I know what you’re thinking. Rod, there’s no sex in this story. What gives?  I beg to differ, as does Ms. Ransom’s weekend cellmate, Jill, who was quoted as saying, ” Damn, she fine. Every Friday I’s like all tingly and shit. ‘Round fo tirty, Ima like, Hoooo gurrl, I can’t wait to tear that shit up!”

I like to end these things on a high note. Ya know, something that really just says, WHAT! THE! FUCK!…  So, I saved this next pearl for last. 

What’s a lonely nerdling to do, all alone again on a Friday night? If he could only find the right girl to ease his mind and the unrelenting boner in his corduroys. Sixteen year old, David Gillem Jr. found a way to get the girl of his dreams. He built her. Out of Legos. 

Mavis Gillard almost fainted when she opened her son’s bedroom door and caught David Jr. with what appeared to be a naked girl in bed.

A first she wanted to scream bloody murder, but on taking a closer look she knew something was more than a little odd. The Blond-haired vixen was made entirely of Lego blocks. The form was shockingly accurate in almost every detail, even down to the blue eyes and perfectly square 36dd breasts, typical for women with plastic augmentation.


That’s right, folks, the industrious little pervenstein not only built himself a girl, he took her for a test ride.

Mavis’ husband Bernie wasn’t as kind as he grilled Johnny over the use and reason for what was later referred to as, ‘Barbara Big Boobs.’

“She’s my friend and yes, we do have sex, sorta… Who cares, my friends like her and so do I.”

Taking over 125,000 pink-colored Legos and more than an estimated 2,200 hours to assemble, Barbara Big Boobs travels everywhere Johnny is able to lug her, and rumor has it that Barbara is equally “friendly” with David’s friends. Earning her keep, “she” has helped repay the more than five hundred dollar tab for her own construction

Sorta?!? WTF does that even mean?  And am I getting this straight?
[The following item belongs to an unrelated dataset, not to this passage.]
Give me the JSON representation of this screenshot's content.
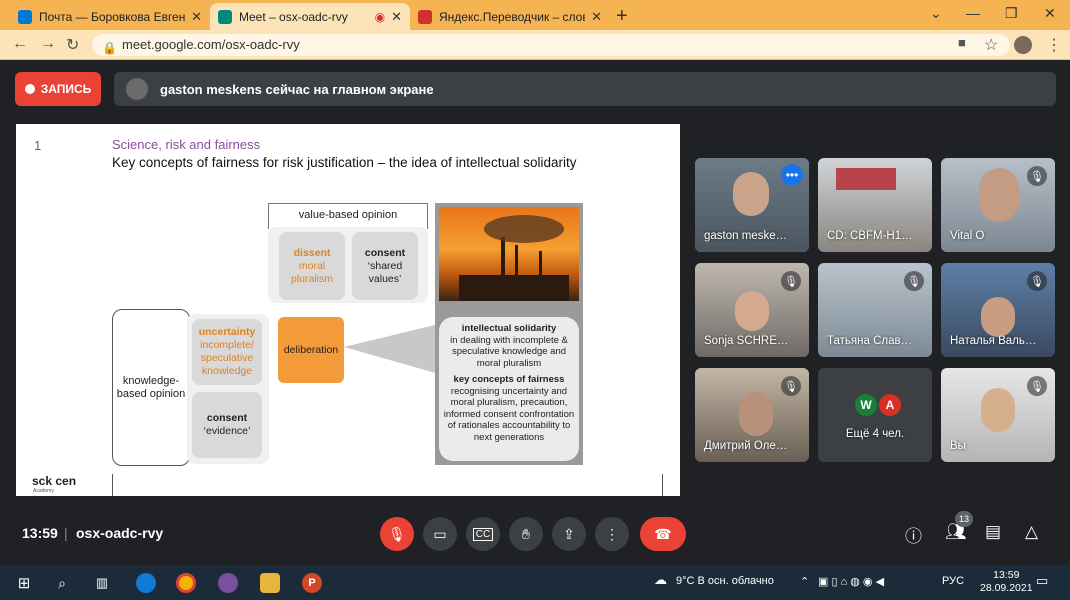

He not only gets it on with Lego Lolita, he pimps the bitch out to his friends too???  Holy BATSHIT Crazy, Batman!

David Gillard Sr. decided that his son is emotionally unstable and may require psychiatric attention, but others seem to disagree. The Lego Corporation wants to hire young David in order to create the design for a kit so the company can send more Barbara “models” to remote places like Antarctica, North Korea, or the International Space Station to entertain and amuse men working in prolonged isolation.
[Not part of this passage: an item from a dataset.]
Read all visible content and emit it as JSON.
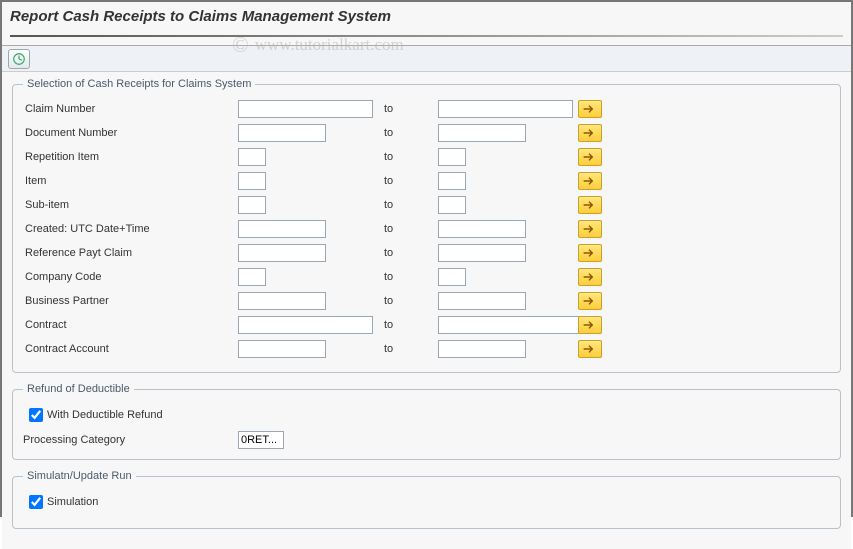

Psychiatric attention? Hmmmm… perhaps.  A gallon of Jergens lotion and some wetnaps?  Most Definitely! 

Enjoy your Humpday, folks.

  1. singlegirlie says:

    Um, call me crazy, and I can’t really testify because I don’t have a penis that I know of, but I’d think making love to Barbara’s box would be rather uncomfortable, if not downright painful. Nerd boy shoulda just gotten the dern Snookie doll. At least that’s made of *soft* plastic.

  2. nursemyra says:

    That Lake County site is scary

  3. bschooled says:

    “…perfectly square 36dd breasts, typical for women with plastic augmentation.”

    I had to give myself the heimlich after reading this. (I choked on a lego-long story.)

    • Rod says:

      It’s a good thing you’re trained in life saving maneuvers like that.

      I wonder what his mother thought he was doing all that time in his room? And at what point do you become disturbed about your 16yr olds penchant for Legos?